Les géants du secteur et leur fédération tentent de faire pression sur le gouvernement pour qu'il simplifie les mesures mises en place en janvier. Ils leur reprochent d’être trop contraignantes, en raison des limites imposées par les règles européennes de concurrence pour éviter de favoriser les entreprises allemandes par rapport à celles des autres pays. Entre autres, seules les entreprises qui peuvent prouver que leur bénéfice va baisser de 40% dans l’année peuvent faire appel au « frein ».
Il est également interdit aux entreprises recevant plus de 25 millions de l’État de verser des bonus aux dirigeants et des dividendes aux actionnaires.

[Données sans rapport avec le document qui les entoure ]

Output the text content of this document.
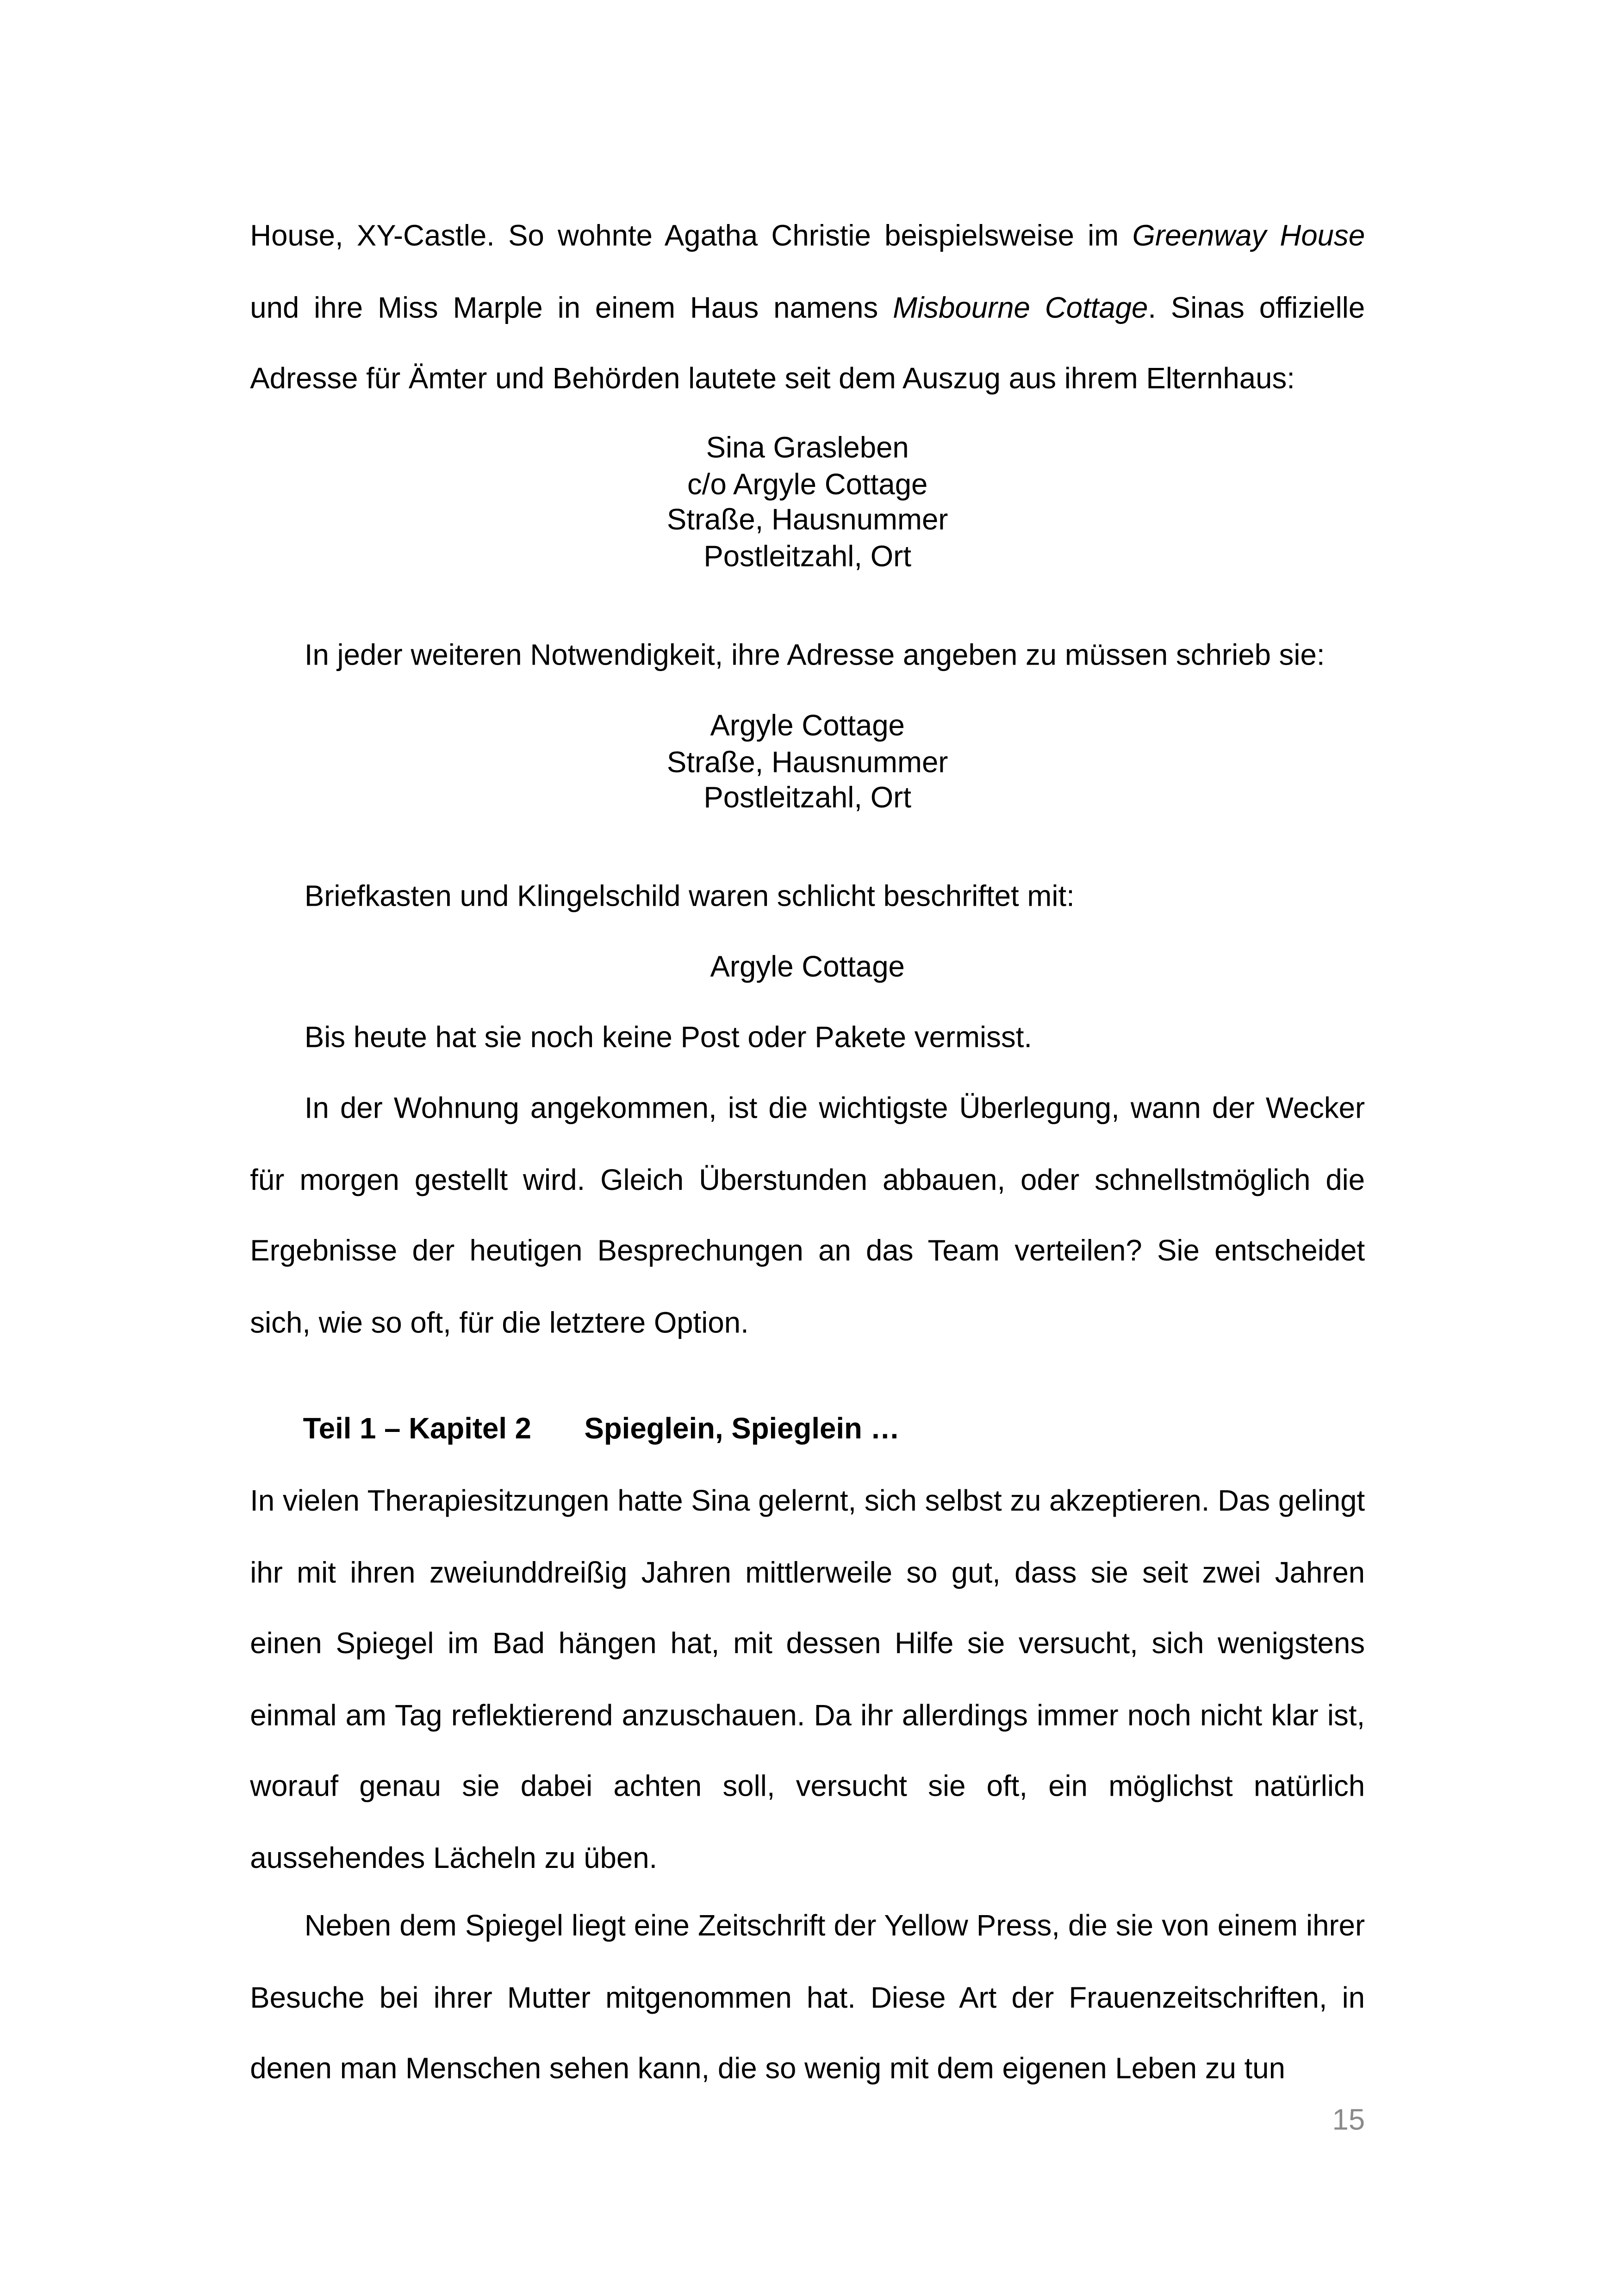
House, XY-Castle. So wohnte Agatha Christie beispielsweise im Greenway House

und ihre Miss Marple in einem Haus namens Misbourne Cottage. Sinas offizielle

Adresse für Ämter und Behörden lautete seit dem Auszug aus ihrem Elternhaus:

Sina Grasleben
c/o Argyle Cottage
Straße, Hausnummer
Postleitzahl, Ort

In jeder weiteren Notwendigkeit, ihre Adresse angeben zu müssen schrieb sie:

Argyle Cottage
Straße, Hausnummer
Postleitzahl, Ort

Briefkasten und Klingelschild waren schlicht beschriftet mit:

Argyle Cottage

Bis heute hat sie noch keine Post oder Pakete vermisst.

In der Wohnung angekommen, ist die wichtigste Überlegung, wann der Wecker für morgen gestellt wird. Gleich Überstunden abbauen, oder schnellstmöglich die Ergebnisse der heutigen Besprechungen an das Team verteilen? Sie entscheidet sich, wie so oft, für die letztere Option.

Teil 1 – Kapitel 2	Spieglein, Spieglein …

In vielen Therapiesitzungen hatte Sina gelernt, sich selbst zu akzeptieren. Das gelingt ihr mit ihren zweiunddreißig Jahren mittlerweile so gut, dass sie seit zwei Jahren einen Spiegel im Bad hängen hat, mit dessen Hilfe sie versucht, sich wenigstens einmal am Tag reflektierend anzuschauen. Da ihr allerdings immer noch nicht klar ist, worauf genau sie dabei achten soll, versucht sie oft, ein möglichst natürlich aussehendes Lächeln zu üben.

Neben dem Spiegel liegt eine Zeitschrift der Yellow Press, die sie von einem ihrer Besuche bei ihrer Mutter mitgenommen hat. Diese Art der Frauenzeitschriften, in denen man Menschen sehen kann, die so wenig mit dem eigenen Leben zu tun

15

Enfin, les bénéficiaires des aides publiques s’engagent à maintenir 90% des emplois jusqu’en avril 2025. Selon la fédération de la chimie, cette « bureaucratie dissuade les entreprises de recourir au frein sur les prix » et limite ses effets sur la stabilisation de l’industrie.
L'Allemagne en désavantage concurrentiel
Les économistes allemands relativisent ces cris de Cassandre. Grâce au « double wumms », couplé à des températures clémentes cet hiver en Allemagne, les prix de l’énergie baissent depuis plusieurs semaines. Le gaz se négociait autours de 12 centimes par kilowattheure début janvier. L’industrie allemande a également réduit de 20 % sa consommation de gaz par rapport à l'an dernier. Problème, cette baisse est aussi liée en partie à l’arrêt, ou la délocalisation, de la production d'ammoniac et de l’acétylène.
La tendance est néanmoins lourde. La production d'ammoniac « se déplacera à long terme là où l'hydrogène vert peut être produit à bas prix », estime l'économiste Veronika Grimm, qui fait partie du groupe d’expert conseillant le gouvernement. « La crise énergétique ne fait que renforcer le désavantage concurrentiel que subissaient déjà les acteurs très énergivores », complète le spécialiste d'économie industrielle de l’institut Ifo à Munich, Oliver Falck.
Les cinq secteurs industriels les plus consommateurs d'énergie représentaient à eux seul « 76 % de la consommation énergétique industrielle totale en 2020, mais seulement 21% de la valeur ajoutée brute industrielle », note Destatis, l'institut allemand de statistique. Les économistes invitent donc l’État à lâcher du lest et à autoriser les fermetures d’usine « inévitables ».
L'Institut de recherche économique de Halle (IWH) a récemment identifié cinq produits dont la fabrication en Allemagne est particulièrement énergivore. « Dans quatre cas sur cinq, le commerce international est si important qu'il permettrait d'approvisionner sans problème le marché allemand », assure l'auteur de l'étude, Steffen Müller.
Ne plus fabriquer ces produits permettrait d’économiser 18 térawattheures de gaz et 2,4 milliards d’euros par an selon lui. L’État hésite encore à cesser de nourrir le Moloch de Ludwigshafen, qui emploie pas moins de 39 000 personnes. Une nouvelle politique industrielle est néanmoins en préparation entre les partenaires de la coalition au gouvernement en Allemagne.